Doctors, patients, and their families have been okay with a “Death with Dignity” physician-assisted suicide program that is available to patients with fatal cancer at a Seattle clinic, a study suggests.

In the final months of 2011, the majority of 255 Washington residents who had a prescription for lethal medication to terminate their lives under the state’s Death with Dignity Act had been diagnosed with terminal cancer. Among those patients, 40 were being treated at Seattle Cancer Care Alliance – a branch of the Pacific Northwest’s only National Cancer Institute-designated Comprehensive Cancer Center.

The current study, published in The New England Journal of Medicine, revealed that overall, SCCA’s Death Dignity program was hardly ever used. However, when it was, the program was widely known and accepted by patients and doctors.

The authors wrote, “Qualitatively, patients and families were grateful to receive the lethal prescription whether or not it was used.”

Researchers found that the most common reasons for taking part in the program included:

  • an inability to participate in enjoyable activities and loss of dignity
  • loss of autonomy

Elizabeth Trice Loggers, M.D., Ph.D., corresponding author and medical director of SCCA’s Supportive and Palliative Care Service said, “People who pursue Death with Dignity tend to be individuals who want to be independent and want to have control over the conditions and timing of their final moments of life.”

After Oregon, Washington was the second state to put into action the Death with Dignity law, it was approved in November 2008 after a voter-approved referendum and went into effect in March 2009.

Informed adults who live in the state, under the Washington law, who have a life expectancy of six months or less because of a diagnosed medical issue, can ask for and self-administer lethal medicine. Doctors who prescribe the drug do not help patients in taking the medicine.
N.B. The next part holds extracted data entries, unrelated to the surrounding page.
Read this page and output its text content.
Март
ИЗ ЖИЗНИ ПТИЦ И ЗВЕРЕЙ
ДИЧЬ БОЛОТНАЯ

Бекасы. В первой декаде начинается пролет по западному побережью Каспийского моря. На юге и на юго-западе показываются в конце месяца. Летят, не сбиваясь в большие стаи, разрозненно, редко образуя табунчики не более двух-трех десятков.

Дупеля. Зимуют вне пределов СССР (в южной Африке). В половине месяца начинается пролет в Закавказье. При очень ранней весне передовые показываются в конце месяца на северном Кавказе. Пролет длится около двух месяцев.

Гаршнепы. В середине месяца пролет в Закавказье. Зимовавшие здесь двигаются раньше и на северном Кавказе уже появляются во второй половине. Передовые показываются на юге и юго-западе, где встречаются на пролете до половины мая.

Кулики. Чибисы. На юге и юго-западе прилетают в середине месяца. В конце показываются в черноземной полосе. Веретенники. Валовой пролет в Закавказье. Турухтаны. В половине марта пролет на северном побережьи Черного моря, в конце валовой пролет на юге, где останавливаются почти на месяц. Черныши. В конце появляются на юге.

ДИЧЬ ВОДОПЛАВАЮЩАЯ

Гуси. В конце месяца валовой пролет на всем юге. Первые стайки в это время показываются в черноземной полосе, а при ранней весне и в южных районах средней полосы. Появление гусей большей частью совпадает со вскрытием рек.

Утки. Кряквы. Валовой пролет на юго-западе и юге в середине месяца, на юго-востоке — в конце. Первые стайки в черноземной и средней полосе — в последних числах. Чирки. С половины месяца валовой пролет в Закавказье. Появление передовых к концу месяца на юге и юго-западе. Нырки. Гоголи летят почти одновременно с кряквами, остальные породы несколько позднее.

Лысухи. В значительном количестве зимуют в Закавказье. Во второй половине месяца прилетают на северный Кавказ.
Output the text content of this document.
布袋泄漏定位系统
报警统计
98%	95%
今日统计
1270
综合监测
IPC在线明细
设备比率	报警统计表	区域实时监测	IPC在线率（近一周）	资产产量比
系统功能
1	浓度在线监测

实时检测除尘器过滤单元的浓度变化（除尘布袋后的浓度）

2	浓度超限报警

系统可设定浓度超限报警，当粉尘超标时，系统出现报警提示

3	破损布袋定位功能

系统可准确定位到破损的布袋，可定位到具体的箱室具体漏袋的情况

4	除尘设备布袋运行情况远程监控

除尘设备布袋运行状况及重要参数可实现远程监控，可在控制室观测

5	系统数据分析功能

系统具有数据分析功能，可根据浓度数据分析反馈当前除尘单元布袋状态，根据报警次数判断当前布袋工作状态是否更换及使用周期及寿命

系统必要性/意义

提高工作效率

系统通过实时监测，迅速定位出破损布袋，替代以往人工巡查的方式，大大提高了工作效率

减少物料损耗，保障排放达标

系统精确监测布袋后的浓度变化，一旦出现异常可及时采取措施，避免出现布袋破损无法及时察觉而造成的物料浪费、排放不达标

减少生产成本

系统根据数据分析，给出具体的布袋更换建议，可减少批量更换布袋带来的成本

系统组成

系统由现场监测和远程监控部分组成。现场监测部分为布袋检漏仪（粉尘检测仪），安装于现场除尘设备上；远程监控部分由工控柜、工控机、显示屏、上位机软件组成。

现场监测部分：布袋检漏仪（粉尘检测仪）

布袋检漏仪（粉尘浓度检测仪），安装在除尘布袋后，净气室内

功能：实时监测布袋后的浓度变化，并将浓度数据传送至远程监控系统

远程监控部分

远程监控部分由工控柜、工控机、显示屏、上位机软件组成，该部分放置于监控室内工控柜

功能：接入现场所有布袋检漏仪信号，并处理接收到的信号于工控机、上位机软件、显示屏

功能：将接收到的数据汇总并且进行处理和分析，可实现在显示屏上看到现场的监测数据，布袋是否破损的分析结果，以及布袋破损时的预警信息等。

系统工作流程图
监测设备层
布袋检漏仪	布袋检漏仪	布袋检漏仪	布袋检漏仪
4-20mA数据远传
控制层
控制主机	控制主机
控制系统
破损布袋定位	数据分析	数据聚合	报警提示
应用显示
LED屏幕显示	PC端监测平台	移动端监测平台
A group of 114 patients asked for information about the institution’s Death with Dignity program between March 2009 and December 2011. Among those patients, 44 did not participate in the program, and 30 others started the process but chose not to continue or passed away before finishing the steps required to get a prescription for lethal medicine.

Forty people got the prescription and 24 passed away after taking the medication – secobarbital, a barbiturate. The average time from taking the medication to death was 35 minutes. The other 16 patients did not use the medication and eventually passed away from their disease.

The participants were mostly Caucasian men with more than a high school education, they were all married and ranged in age from 42 to 91 years.

The authors wrote that there were no unexpected problems, except for one patient who died a day after taking the lethal medication – giving the caregiver and clinician stress.

The authors explained:

“Anecdotally, families describe the death as peaceful (even when death has taken longer than the average of approximately 35 minutes). We have not received complaints from family members or caregivers regarding our process or the manner of death of any patients.”

The authors suggest the acceptance of the Death with Dignity program was due to:

  • the professionalism of the advocates
  • the care given by the doctors when conversing with patients and families
  • the low profile of the program
  • SCAA leadership’s willingness to encourage debate

Furthering the program’s acceptance, some doctors who were originally opposed to the policy ended up joining the program.

The Death with Dignity program in Oregon reported that patients had better end of life control and were more ready for death.